Journal of environmental science and health 2013 v.48 no.3 pp. 163-170
Vibrio fischeri, acetylcholinesterase, bacteria, ecotoxicology, enzyme inhibition, glyphosate, hydrogen peroxide, oxidation, photolysis, sublethal effects, tadpoles, water pollution
The H₂O₂/UVC process was applied to the photodegradation of a commercial formulation of glyphosate in water. Two organisms (Vibrio fischeri bacteria and Rhinella arenarum tadpoles) were used to investigate the toxicity of glyphosate in samples M₁, M₂, and M₃ following different photodegradation reaction times (120, 240 and 360 min, respectively) that had differing amounts of residual H₂O₂. Subsamples of M₁, M₂, and M₃ were then used to create samples M₁,E, M₂,E and M₃,E in which the H₂O₂ had been removed. Acetylcholinesterase (AChE) and butyrylcholinesterase (BChE) activities were measured in tadpoles to determine possible sub-lethal effects.
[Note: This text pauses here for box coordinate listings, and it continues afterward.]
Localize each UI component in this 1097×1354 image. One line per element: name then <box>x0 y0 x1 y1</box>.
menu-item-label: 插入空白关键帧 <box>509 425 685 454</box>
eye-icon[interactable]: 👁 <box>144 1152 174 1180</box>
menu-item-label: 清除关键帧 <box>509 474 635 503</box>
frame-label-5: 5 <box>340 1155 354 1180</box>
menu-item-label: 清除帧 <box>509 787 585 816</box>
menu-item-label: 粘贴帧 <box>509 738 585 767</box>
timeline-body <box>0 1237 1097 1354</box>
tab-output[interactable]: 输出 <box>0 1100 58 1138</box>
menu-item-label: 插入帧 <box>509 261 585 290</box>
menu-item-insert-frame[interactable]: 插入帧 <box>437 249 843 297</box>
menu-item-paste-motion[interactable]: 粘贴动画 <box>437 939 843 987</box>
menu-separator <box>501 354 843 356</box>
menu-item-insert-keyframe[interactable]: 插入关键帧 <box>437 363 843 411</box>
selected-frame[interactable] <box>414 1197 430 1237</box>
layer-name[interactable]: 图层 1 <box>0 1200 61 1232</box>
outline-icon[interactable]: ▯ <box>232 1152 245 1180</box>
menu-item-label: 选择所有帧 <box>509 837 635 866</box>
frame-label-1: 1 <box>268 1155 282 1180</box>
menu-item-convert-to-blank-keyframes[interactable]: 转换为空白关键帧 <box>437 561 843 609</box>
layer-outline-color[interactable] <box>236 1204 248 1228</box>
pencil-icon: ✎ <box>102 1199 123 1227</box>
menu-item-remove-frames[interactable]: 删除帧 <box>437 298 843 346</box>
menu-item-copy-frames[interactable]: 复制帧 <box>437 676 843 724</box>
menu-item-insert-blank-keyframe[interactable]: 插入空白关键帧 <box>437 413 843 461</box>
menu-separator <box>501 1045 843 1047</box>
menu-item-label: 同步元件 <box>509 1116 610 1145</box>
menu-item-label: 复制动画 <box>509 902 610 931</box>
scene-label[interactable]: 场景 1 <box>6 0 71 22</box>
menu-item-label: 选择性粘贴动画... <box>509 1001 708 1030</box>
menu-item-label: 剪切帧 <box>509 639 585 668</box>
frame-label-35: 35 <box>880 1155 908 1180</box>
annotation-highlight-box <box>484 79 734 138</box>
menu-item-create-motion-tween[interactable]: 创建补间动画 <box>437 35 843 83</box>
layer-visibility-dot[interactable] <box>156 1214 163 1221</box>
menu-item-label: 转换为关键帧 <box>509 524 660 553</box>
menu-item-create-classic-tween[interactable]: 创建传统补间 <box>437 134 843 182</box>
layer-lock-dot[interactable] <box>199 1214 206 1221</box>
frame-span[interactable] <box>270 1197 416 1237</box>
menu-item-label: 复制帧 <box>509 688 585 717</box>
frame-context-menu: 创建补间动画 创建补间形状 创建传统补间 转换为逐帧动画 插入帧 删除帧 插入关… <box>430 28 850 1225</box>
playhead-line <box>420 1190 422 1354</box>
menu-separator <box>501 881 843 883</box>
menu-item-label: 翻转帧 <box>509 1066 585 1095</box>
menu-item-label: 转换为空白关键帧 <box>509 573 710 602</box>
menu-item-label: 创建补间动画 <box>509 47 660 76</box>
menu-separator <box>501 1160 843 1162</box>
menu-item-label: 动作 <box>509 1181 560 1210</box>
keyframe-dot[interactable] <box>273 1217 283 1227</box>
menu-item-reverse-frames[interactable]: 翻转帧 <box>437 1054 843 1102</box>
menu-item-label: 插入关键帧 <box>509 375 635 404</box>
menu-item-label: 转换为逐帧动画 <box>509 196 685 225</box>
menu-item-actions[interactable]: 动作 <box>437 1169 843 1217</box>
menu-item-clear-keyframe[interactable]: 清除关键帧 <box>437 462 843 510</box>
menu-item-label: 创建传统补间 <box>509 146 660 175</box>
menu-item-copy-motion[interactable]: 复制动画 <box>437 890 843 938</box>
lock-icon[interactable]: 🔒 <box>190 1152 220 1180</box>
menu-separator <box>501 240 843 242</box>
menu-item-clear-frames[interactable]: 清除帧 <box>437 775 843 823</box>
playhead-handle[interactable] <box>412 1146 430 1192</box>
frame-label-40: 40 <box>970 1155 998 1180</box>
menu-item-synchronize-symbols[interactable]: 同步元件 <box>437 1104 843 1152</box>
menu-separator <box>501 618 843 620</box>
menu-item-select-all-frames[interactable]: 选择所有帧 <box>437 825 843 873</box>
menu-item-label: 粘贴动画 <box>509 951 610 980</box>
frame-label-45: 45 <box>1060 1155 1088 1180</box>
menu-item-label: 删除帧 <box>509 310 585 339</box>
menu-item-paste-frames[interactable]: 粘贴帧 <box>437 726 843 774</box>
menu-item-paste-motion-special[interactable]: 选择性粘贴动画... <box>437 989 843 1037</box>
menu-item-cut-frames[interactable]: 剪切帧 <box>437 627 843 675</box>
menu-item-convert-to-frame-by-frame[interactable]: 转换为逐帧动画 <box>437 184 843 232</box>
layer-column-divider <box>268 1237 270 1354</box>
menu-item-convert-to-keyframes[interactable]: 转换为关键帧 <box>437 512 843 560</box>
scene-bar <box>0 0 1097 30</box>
In V. fischeri, M₁,E, which was collected early in the photodegradation process, caused 52% inhibition, while M₃,E, which was collected at the end of the photodegradation process, caused only 17% inhibition. Survival of tadpoles was 100% in samples M₂, M₃, and in M₁,E, M₂,E and M₃,E. The lowest percentages of enzymatic inhibition were observed in samples without removal of H₂O₂: 13.96% (AChE) and 16% (BChE) for M₂, and 24.12% (AChE) and 13.83% (BChE) for M₃. These results show the efficiency of the H₂O₂/UVC process in reducing the toxicity of water or wastewater polluted by commercial formulations of glyphosate. According to the ecotoxicity assays, the conditions corresponding to M₂ (11 ± 1 mg a.e. L⁻¹ glyphosate and 11 ± 1 mg L⁻¹ H₂O₂) could be used as a final point for glyphosate treatment with the H₂O₂/UV process.